已有研究表明,创伤性休克后早期静脉给予氨甲环酸可保护大鼠肠屏障,但潜在机制尚不清楚。我们之前的研究表明,中性粒细胞胞外诱捕网在脓毒症和其他危急情况下导致肠屏障功能障碍中起重要作用。同时,在创伤性休克时肠道内有大量中性粒细胞浸润。在这里,我们假设中性粒细胞胞外诱捕网的形成在创伤性休克诱导的肠损伤中起关键作用,而氨甲环酸作为丝氨酸蛋白酶抑制剂,可能通过抑制中性粒细胞胞外诱捕网的形成来保护创伤性休克时的肠屏障功能。
建立雄性大鼠创伤性休克模型。大鼠分为 6 组:(1)假手术组;(2)创伤性休克组;(3)创伤性休克+DNase I 组;(4)创伤性休克+氨甲环酸组;(5)创伤性休克+氨甲环酸(不同时间)组;(6)创伤性休克+氨甲环酸(不同剂量)组。创伤性休克模型建立完成后,立即静脉注射 DNase I 溶液破坏中性粒细胞胞外诱捕网。24 小时后,采集小肠和血液进行分析。收获人中性粒细胞,并用佛波醇 12-肉豆蔻酸 13-乙酸酯或氨甲环酸孵育,检测活性氧的产生和关键蛋白的表达。
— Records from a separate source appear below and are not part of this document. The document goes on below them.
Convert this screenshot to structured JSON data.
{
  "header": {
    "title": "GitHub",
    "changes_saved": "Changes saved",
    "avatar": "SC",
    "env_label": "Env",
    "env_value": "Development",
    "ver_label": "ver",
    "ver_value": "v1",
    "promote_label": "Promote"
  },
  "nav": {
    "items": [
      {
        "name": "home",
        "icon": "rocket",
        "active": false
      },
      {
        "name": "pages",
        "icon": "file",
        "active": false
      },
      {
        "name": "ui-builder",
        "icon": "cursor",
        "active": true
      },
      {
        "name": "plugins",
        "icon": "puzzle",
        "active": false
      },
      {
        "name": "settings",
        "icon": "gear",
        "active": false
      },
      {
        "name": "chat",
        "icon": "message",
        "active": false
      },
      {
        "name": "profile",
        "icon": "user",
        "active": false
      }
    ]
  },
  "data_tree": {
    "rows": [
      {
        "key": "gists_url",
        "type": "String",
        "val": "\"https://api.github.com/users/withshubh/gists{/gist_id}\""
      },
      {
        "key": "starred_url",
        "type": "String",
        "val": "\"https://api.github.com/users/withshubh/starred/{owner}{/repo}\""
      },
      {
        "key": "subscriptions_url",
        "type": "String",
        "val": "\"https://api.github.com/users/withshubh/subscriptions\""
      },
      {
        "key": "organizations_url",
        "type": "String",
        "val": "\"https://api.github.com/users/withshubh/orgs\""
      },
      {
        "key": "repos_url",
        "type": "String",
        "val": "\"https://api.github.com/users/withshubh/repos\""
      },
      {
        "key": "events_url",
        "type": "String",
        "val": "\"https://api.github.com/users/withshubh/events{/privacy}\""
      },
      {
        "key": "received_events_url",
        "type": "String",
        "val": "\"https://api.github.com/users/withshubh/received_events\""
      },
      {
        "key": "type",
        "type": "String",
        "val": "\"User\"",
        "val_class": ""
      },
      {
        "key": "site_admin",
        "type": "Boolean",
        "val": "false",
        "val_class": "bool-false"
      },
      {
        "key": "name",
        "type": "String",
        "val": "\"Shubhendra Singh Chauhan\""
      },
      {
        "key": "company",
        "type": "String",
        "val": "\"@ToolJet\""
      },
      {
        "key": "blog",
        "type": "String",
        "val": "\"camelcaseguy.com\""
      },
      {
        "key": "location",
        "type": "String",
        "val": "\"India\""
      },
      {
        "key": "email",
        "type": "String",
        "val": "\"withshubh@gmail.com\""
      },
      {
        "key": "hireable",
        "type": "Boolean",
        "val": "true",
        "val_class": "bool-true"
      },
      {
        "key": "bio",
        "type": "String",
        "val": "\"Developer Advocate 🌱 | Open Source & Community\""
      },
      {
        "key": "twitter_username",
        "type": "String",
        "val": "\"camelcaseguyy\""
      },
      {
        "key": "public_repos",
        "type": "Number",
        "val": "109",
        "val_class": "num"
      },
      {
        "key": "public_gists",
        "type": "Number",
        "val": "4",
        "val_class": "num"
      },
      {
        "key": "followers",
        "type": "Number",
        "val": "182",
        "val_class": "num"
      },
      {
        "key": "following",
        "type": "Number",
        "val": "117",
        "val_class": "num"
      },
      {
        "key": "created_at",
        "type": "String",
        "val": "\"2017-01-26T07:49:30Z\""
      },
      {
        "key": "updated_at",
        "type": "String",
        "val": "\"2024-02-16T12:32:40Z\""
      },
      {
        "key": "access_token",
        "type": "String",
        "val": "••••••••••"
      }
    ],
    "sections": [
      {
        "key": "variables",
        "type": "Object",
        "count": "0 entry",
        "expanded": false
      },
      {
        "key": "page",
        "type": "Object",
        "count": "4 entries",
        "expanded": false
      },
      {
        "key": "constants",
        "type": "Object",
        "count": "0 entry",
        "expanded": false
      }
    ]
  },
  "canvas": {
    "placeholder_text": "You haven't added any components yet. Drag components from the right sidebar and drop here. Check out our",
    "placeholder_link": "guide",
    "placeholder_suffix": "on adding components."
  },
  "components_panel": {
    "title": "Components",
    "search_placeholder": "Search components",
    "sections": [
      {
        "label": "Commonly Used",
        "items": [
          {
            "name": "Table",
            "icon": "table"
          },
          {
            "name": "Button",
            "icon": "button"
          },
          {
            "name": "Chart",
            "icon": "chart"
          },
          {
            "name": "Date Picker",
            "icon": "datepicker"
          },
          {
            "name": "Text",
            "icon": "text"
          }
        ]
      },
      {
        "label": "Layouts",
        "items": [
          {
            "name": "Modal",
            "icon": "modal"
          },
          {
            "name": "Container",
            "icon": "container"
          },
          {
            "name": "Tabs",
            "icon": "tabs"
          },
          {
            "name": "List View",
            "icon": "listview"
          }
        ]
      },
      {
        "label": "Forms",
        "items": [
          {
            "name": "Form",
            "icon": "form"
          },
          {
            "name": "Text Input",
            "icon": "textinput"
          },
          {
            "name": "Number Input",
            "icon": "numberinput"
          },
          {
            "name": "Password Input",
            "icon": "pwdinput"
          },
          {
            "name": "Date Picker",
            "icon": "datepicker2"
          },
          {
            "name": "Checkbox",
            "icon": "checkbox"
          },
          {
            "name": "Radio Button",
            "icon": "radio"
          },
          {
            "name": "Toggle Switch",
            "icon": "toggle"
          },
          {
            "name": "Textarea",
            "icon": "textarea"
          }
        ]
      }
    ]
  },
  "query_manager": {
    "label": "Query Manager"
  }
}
创伤性休克诱导肠中性粒细胞胞外诱捕网形成,并破坏肠紧密连接蛋白。DNase I 清除中性粒细胞胞外诱捕网导致紧密连接蛋白表达增加,减轻肠损伤。早期静脉给予氨甲环酸(创伤性休克后 1 小时)与非氨甲环酸组相比,减少了中性粒细胞胞外诱捕网的形成,防止了紧密连接蛋白的破坏;然而,延迟给予氨甲环酸(6 小时)后,与非氨甲环酸组相比,中性粒细胞胞外诱捕网的形成和肠损伤没有变化。此外,氨甲环酸呈剂量依赖性抑制中性粒细胞胞外诱捕网的形成并保护肠屏障,高剂量(20 mg/kg)治疗的氨甲环酸效果优于治疗剂量(10 mg/kg)。血栓弹力图结果表明,高剂量组的 R 和 K 值降低(R,1.85±0.14 比 3.87±0.16 分钟,P<0.001;K,0.95±0.04 比 1.48±0.07 分钟,P<0.001),同时 LY30 降低,表明高剂量氨甲环酸治疗可能导致高凝和纤溶关闭。此外,通过活性氧依赖性途径孵育的中性粒细胞中检测到的中性粒细胞胞外诱捕网形成减少。
我们首次证明了中性粒细胞胞外诱捕网在创伤性休克时肠屏障功能障碍的病理生理学中的新作用。值得注意的是,创伤性休克后早期而非延迟静脉给予氨甲环酸可有效抑制中性粒细胞胞外诱捕网的形成并保护肠屏障功能。因此,这些结果为创伤性休克时肠屏障的保护提供了一种潜在的理论干预措施。在此过程中,氨甲环酸似乎通过经典的活性氧/丝裂原活化蛋白激酶途径调节中性粒细胞胞外诱捕网的形成。